Minecraft might be my new obsession.  Due to Ken’s blog and glowing review of it, I ended up watching a couple of YouTube videos of a guy starting out and I was convinced to download and purchase it.  Turns out, it’s extremely addictive, even to a gamer like me, who generally dislikes (1) 1st person shooters, (2) crafting in general in games, and (3) open sandbox worlds.  Kind of odd, but I have been self-examining while playing, and I think I know why I enjoy it so much – it’s a kind of game design game, in that you generate your goals and the style of gameplay you want as you play.  It’s kind of similar to how I imagine Dwarf Fortress plays out, which many of my friends have played but which was entirely uninteresting to me.

In Minecraft, you start in a randomly generated landscape with nothing.  You can go “mine” wood from a tree, and then “craft” it into wooden planks.  Two planks become sticks, and four planks a workbench.  The workbench gives more space to craft, so you can then make larger objects like a wooden pick – which is betting at mining, and so can get you stone.  Stone can make you furnace.  Eventually you can find other resources, like coal (torches), sand (glass), iron (steel) and even diamond and this crazy mystical substance “red stone” (which can power things at a distance, a la electricity).  Add to this the fact that the world autogenerates around you in an almost infinite fashion, and that there’s a survival component (at night, the zombies cometh), and you have a recipe for a very interesting game with only a small number of core mechanics.

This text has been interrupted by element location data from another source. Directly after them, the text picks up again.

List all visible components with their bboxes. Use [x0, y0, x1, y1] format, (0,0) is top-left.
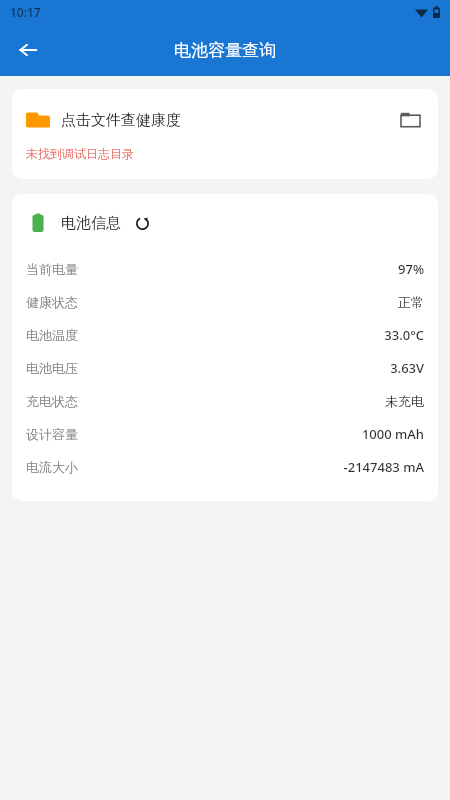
staticText: 未充电 [385, 393, 424, 409]
button[interactable]: Refresh [130, 211, 154, 235]
staticText: 1000 mAh [361, 425, 424, 443]
button[interactable]: 充电状态 [26, 384, 424, 417]
staticText: 充电状态 [26, 393, 78, 409]
staticText: 点击文件查健康度 [61, 111, 181, 130]
staticText: 设计容量 [26, 426, 78, 442]
staticText: 3.63V [390, 359, 424, 377]
staticText: 电流大小 [26, 459, 78, 475]
staticText: 未找到调试日志目录 [26, 146, 134, 161]
staticText: 正常 [398, 294, 424, 310]
staticText: 97% [398, 260, 424, 278]
staticText: 电池温度 [26, 327, 78, 343]
staticText: -2147483 mA [343, 458, 424, 476]
staticText: 10:17 [10, 4, 41, 20]
button[interactable]: 电池温度 [26, 318, 424, 351]
button[interactable]: 当前电量 [26, 252, 424, 285]
staticText: 电池信息 [61, 214, 121, 233]
staticText: 电池容量查询 [174, 40, 276, 61]
button[interactable]: 电流大小 [26, 450, 424, 483]
button[interactable]: Browse files [396, 106, 424, 134]
staticText: 当前电量 [26, 261, 78, 277]
staticText: 33.0°C [384, 326, 424, 344]
staticText: 健康状态 [26, 294, 78, 310]
button[interactable]: 电池电压 [26, 351, 424, 384]
button[interactable]: 设计容量 [26, 417, 424, 450]
staticText: 电池电压 [26, 360, 78, 376]
button[interactable]: 健康状态 [26, 285, 424, 318]
button[interactable]: 点击文件查健康度 [12, 89, 438, 140]
button[interactable]: Back [8, 30, 48, 70]
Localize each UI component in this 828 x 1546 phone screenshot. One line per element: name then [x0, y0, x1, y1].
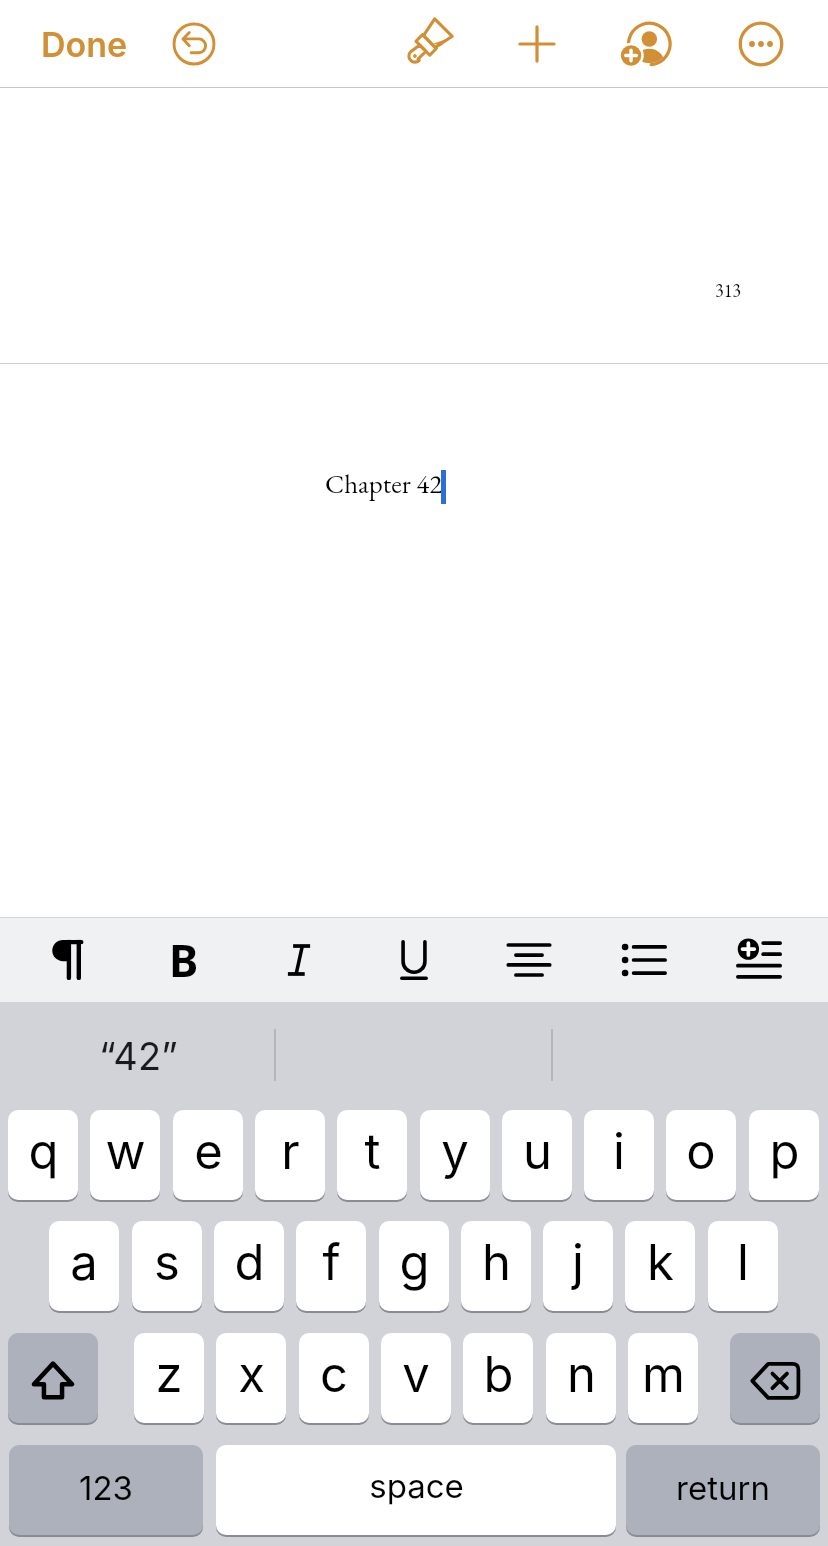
button[interactable]: z	[134, 1333, 204, 1423]
button[interactable]: e	[173, 1110, 243, 1200]
button[interactable]: x	[216, 1333, 286, 1423]
button[interactable]: m	[628, 1333, 698, 1423]
staticText: p	[769, 1122, 800, 1181]
button[interactable]: Bold	[127, 917, 241, 1002]
staticText: d	[234, 1233, 265, 1292]
staticText: B	[169, 930, 199, 990]
staticText: c	[320, 1345, 348, 1404]
staticText: Chapter 42	[325, 466, 443, 501]
button[interactable]: n	[546, 1333, 616, 1423]
staticText: o	[686, 1122, 716, 1181]
button[interactable]: b	[463, 1333, 533, 1423]
staticText: 313	[715, 279, 741, 302]
button[interactable]: More	[728, 11, 794, 77]
button[interactable]: r	[255, 1110, 325, 1200]
staticText: s	[154, 1233, 180, 1292]
staticText: h	[482, 1233, 511, 1292]
button[interactable]: c	[299, 1333, 369, 1423]
staticText: k	[647, 1233, 674, 1292]
button[interactable]: space	[216, 1445, 616, 1535]
button[interactable]: Insert	[504, 11, 570, 77]
button[interactable]: Bullet list	[587, 917, 701, 1002]
button[interactable]: Undo	[161, 11, 227, 77]
button[interactable]: i	[584, 1110, 654, 1200]
button[interactable]: h	[461, 1221, 531, 1311]
button[interactable]: j	[543, 1221, 613, 1311]
staticText: Done	[41, 24, 128, 65]
button[interactable]: Shift	[8, 1333, 98, 1423]
staticText: f	[322, 1233, 341, 1292]
button[interactable]: o	[666, 1110, 736, 1200]
button[interactable]: Paragraph style	[11, 917, 125, 1002]
staticText: j	[572, 1233, 584, 1292]
button[interactable]: v	[381, 1333, 451, 1423]
button[interactable]: Delete	[730, 1333, 820, 1423]
button[interactable]: Format	[394, 11, 460, 77]
staticText: g	[399, 1233, 430, 1292]
button[interactable]: p	[749, 1110, 819, 1200]
button[interactable]: k	[625, 1221, 695, 1311]
staticText: 123	[79, 1468, 133, 1508]
staticText: return	[676, 1468, 770, 1508]
staticText: z	[155, 1345, 183, 1404]
staticText: y	[441, 1122, 469, 1181]
button[interactable]: Italic	[242, 917, 356, 1002]
button[interactable]: return	[626, 1445, 820, 1535]
button[interactable]: Collaborate	[612, 11, 678, 77]
staticText: m	[642, 1345, 685, 1404]
button[interactable]: Align	[472, 917, 586, 1002]
button[interactable]: a	[49, 1221, 119, 1311]
button[interactable]: 123	[9, 1445, 203, 1535]
button[interactable]: u	[502, 1110, 572, 1200]
button[interactable]: f	[296, 1221, 366, 1311]
button[interactable]: w	[90, 1110, 160, 1200]
button[interactable]: y	[420, 1110, 490, 1200]
staticText: q	[28, 1122, 59, 1181]
staticText: v	[402, 1345, 430, 1404]
staticText: “42”	[99, 1033, 178, 1079]
staticText: r	[281, 1122, 300, 1181]
staticText: w	[105, 1122, 146, 1181]
staticText: l	[737, 1233, 749, 1292]
button[interactable]: Done	[41, 14, 128, 74]
staticText: i	[613, 1122, 625, 1181]
button[interactable]: l	[708, 1221, 778, 1311]
staticText: e	[194, 1122, 223, 1181]
staticText: a	[70, 1233, 98, 1292]
button[interactable]: d	[214, 1221, 284, 1311]
button[interactable]: Underline	[357, 917, 471, 1002]
staticText: u	[523, 1122, 552, 1181]
button[interactable]: s	[132, 1221, 202, 1311]
button[interactable]: g	[379, 1221, 449, 1311]
button[interactable]: q	[8, 1110, 78, 1200]
staticText: x	[238, 1345, 265, 1404]
staticText: t	[364, 1122, 381, 1181]
staticText: b	[483, 1345, 514, 1404]
button[interactable]: Add list item	[702, 917, 816, 1002]
staticText: space	[369, 1466, 464, 1506]
staticText: n	[567, 1345, 596, 1404]
button[interactable]: t	[337, 1110, 407, 1200]
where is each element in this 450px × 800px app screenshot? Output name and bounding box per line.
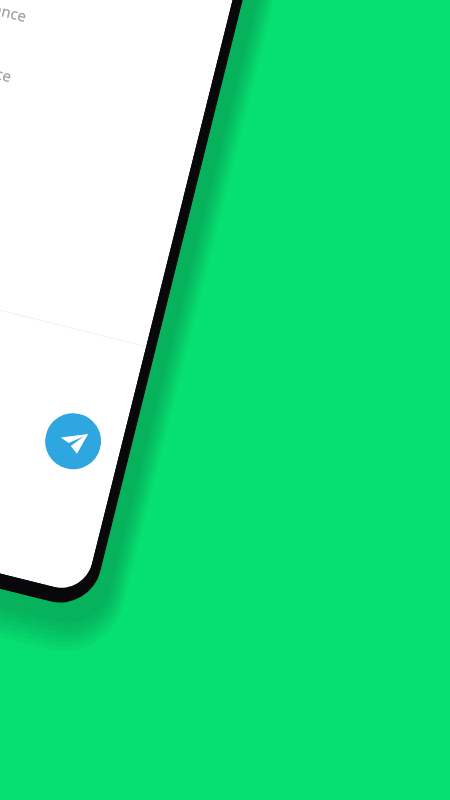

One major drawback of Minecraft is it is extremely simple, pixelated graphics, which means it is not super compelling visually.  But honestly, it ends up being both endearing and undistracting, letting the mechanics shine through.  If you enjoy sandbox type games, or building (Sim-style) games, or quest-adventure games, or you are interested in exploring a world populated only by you and uniquely formed for you, Minecraft is worth a try.

Overall: A-
Mining to Crafting Ratio: 10:1 or greater, depending on how much of a “quester” you want to be
Variety of Speckles in Stone: B-

p.s. My current house has a lava floe into a lake outside, and I am planning on hollowing out the mountain I built it in to make the Mines of Moria.  Hopefully I won’t spend every waking moment on it!